Luc : Attention, moment Captain Obvious, si on veut une adoption de masse, il faut forcément rendre le produit accessible au maximum de gens. Donc, prenons par exemple notre ami à tous Google, qu’on aime tous ici. Google, à l’époque, quand ils sont arrivés avec leur moteur de recherche, ils avaient juste un moteur de recherche. Leur plus gros concurrent, qui était en face d’eux, Yahoo, on arrivait sur leur site, c’était un peu de tout, de rien, des news, des images, enfin un gros n’importe quoi, et on sait maintenant qui est devant tout le monde à l’heure actuelle. Donc autant s’inspirer de nos ennemis pour mieux les combattre.

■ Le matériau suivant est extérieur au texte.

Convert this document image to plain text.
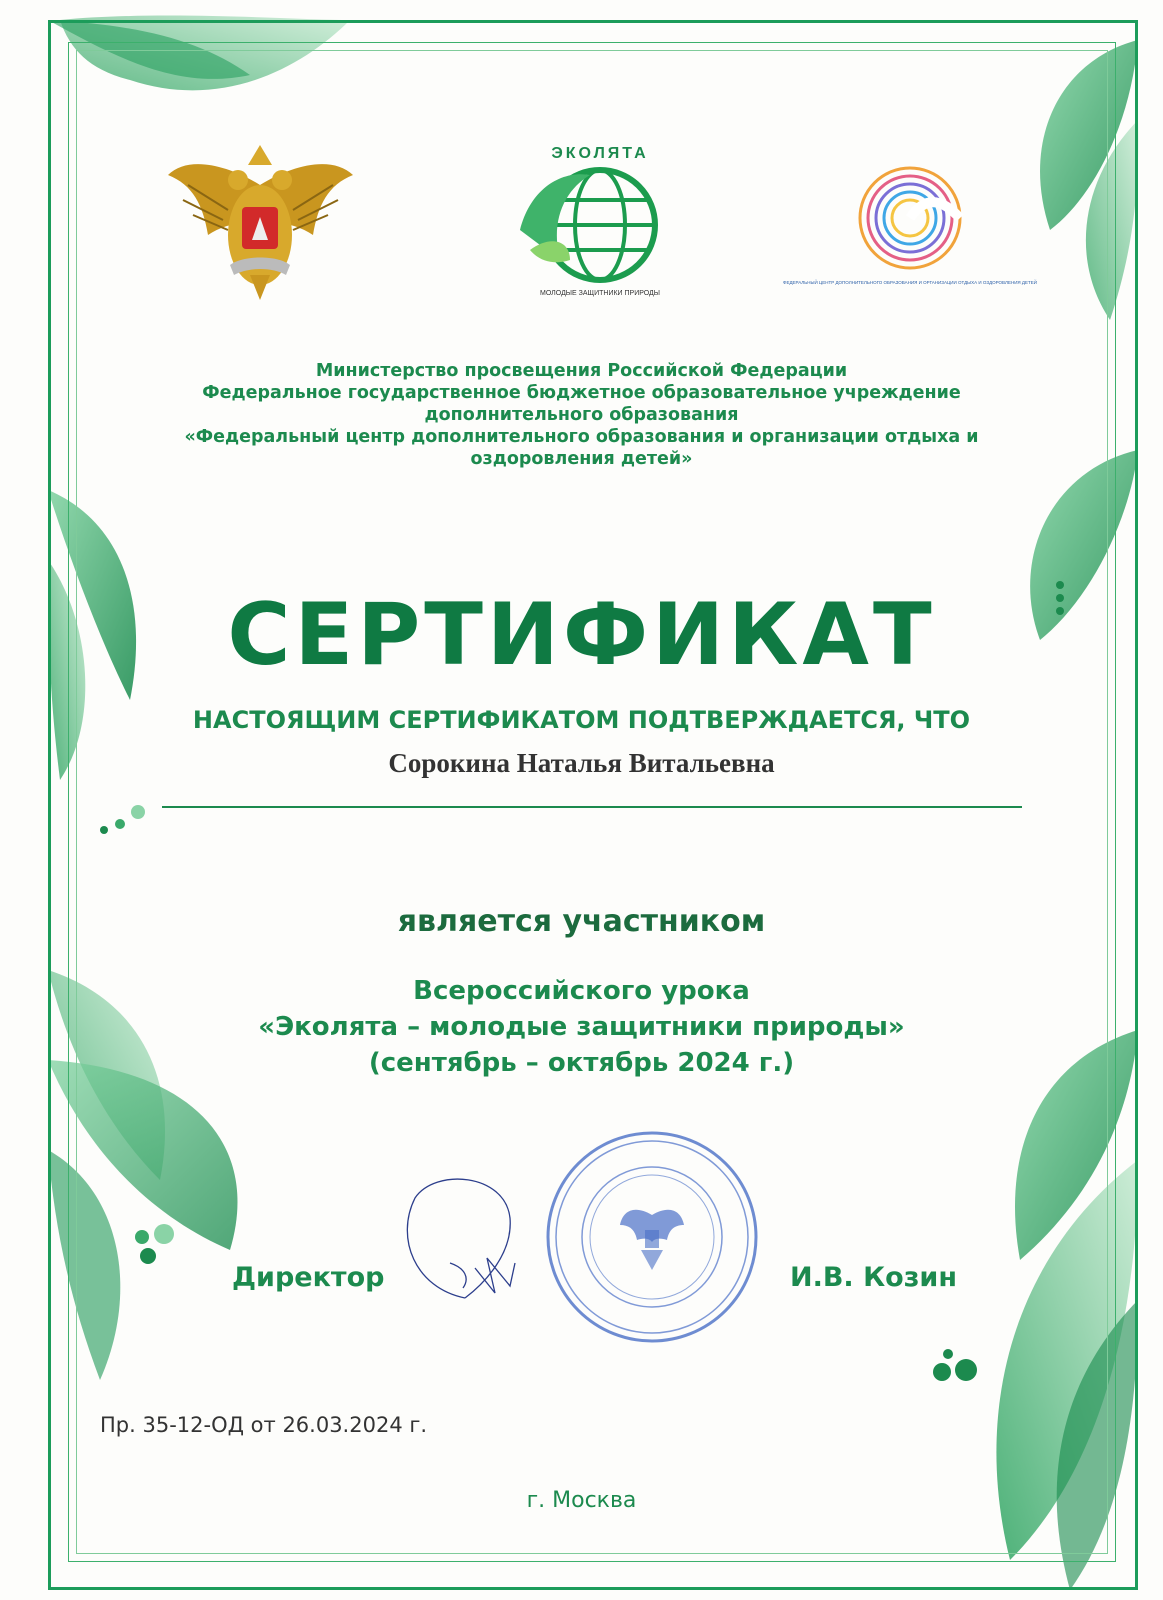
ЭКОЛЯТА
МОЛОДЫЕ ЗАЩИТНИКИ ПРИРОДЫ
ФЕДЕРАЛЬНЫЙ ЦЕНТР ДОПОЛНИТЕЛЬНОГО ОБРАЗОВАНИЯ И ОРГАНИЗАЦИИ ОТДЫХА И ОЗДОРОВЛЕНИЯ ДЕТЕЙ
Министерство просвещения Российской Федерации
Федеральное государственное бюджетное образовательное учреждение
дополнительного образования
«Федеральный центр дополнительного образования и организации отдыха и
оздоровления детей»
СЕРТИФИКАТ
НАСТОЯЩИМ СЕРТИФИКАТОМ ПОДТВЕРЖДАЕТСЯ, ЧТО
Сорокина Наталья Витальевна
является участником
Всероссийского урока
«Эколята – молодые защитники природы»
(сентябрь – октябрь 2024 г.)
Директор	И.В. Козин
Пр. 35-12-ОД от 26.03.2024 г.
г. Москва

Matthias : C’est Rage Against The Machine. C’est la slide corporate. Alors open source, ergo et design. Le statut de la relation entre les trois et les univers entre les trois, c’est que, eh bien c’est compliqué. C’est compliqué parce que l’open source, le Libre, l’ergo, et le design, ensemble, ils ont parfois du mal à dialoguer.
Luc : Tout simplement, quand on arrive sur un logiciel libre, première phase à faire, l’installation pour la plupart des logiciels. Le commun des mortels n’a juste même pas envie. Ça demande des process compliqués, une documentation que la plupart des gens n’arrivent pas à lire. Il faut un bac + 15, les gens ne vont pas à ce stade. Et même pour le peu des élus qui y arrivent, ils arrivent sur une interface, certes, qui a des belles promesses, mais qui est juste inutilisable. Qui paraît cohérente pour un ingénieur, mais pour quelqu’un, on va dire, de plus normal, du commun des mortels, ça n’a aucun sens.

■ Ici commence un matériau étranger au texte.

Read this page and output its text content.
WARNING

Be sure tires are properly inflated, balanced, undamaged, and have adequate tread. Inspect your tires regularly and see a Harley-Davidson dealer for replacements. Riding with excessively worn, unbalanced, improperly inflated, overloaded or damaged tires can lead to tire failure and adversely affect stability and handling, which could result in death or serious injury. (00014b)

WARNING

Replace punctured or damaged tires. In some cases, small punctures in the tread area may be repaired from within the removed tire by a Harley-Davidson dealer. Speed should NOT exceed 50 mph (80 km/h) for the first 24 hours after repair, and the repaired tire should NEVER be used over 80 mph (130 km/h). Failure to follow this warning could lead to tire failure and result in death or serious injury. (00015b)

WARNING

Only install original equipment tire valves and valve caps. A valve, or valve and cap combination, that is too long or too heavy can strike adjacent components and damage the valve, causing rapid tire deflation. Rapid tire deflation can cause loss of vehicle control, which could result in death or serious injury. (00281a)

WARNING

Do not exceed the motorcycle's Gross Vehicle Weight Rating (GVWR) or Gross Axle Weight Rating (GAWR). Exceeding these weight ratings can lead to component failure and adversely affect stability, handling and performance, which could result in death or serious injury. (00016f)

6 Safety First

Matthias : Tout ça, ça implique un vrai manque de confiance entre les différents acteurs qui collaborent au projet. Il y a des gens qui dev dans la salle ? Il y a beaucoup de devs dans la salle, qui font un peu d’interface, un peu de machin comme ça ? D’accord. OK . Il y a des gens qui font de l’ergo, pure et dure ? OK. Ouais, en mode comme ça quoi ! Voilà ! En brasse coulée ! En gros, l’un des principaux soucis, c’est qu’il y a un vrai manque de dialogue, un vrai manque de confiance entre les différents acteurs du projet. Quand vous développez une interface en tant que dev et que avez imaginé votre produit, vous, vous savez très bien où vous voulez aller donc, pour vous, c’est limpide. Ça ne le sera pas forcément pour l’essentiel des gens. Donc il faut collaborer avec des gens qui sont capables de vous apporter du savoir-faire, vous apporter de l’expérience, de l’expertise - des ergonomes, par exemple, des designers, entre autres - mais ça veut dire qu’il va falloir faire confiance à ces gens-là, il va falloir travailler avec ces gens-là et pas contre ces gens-là.
Le problème, c’est qu’on est dans une espèce de relation qu’on a nommée assez aimablement une relation « égosexuelle », je nomme le « aimablement » quand même, parce que, très vite, on en vient à faire de l’entre-soi. On fait un produit, on l’a pensé pour nous, on l’aime bien, c’est notre bébé, on l’a vachement pensé, on le raisonne énormément. C’est super ! Pas très inclusif, mais c‘est super ! Donc l’enjeu c’est d’apprendre à vivre ensemble, c’est d’apprendre…
Luc : À travailler ensemble. Inaudible. Un, deux.
Matthias : Tu as un choc de micro ! Interlude. Ah c’est possible. Ça fait de la lumière. Tiens, parle avec moi !
Luc : On va se mettre avec Matthias. Bonjour Matthias. [Luc enlace les épaules de Matthias.]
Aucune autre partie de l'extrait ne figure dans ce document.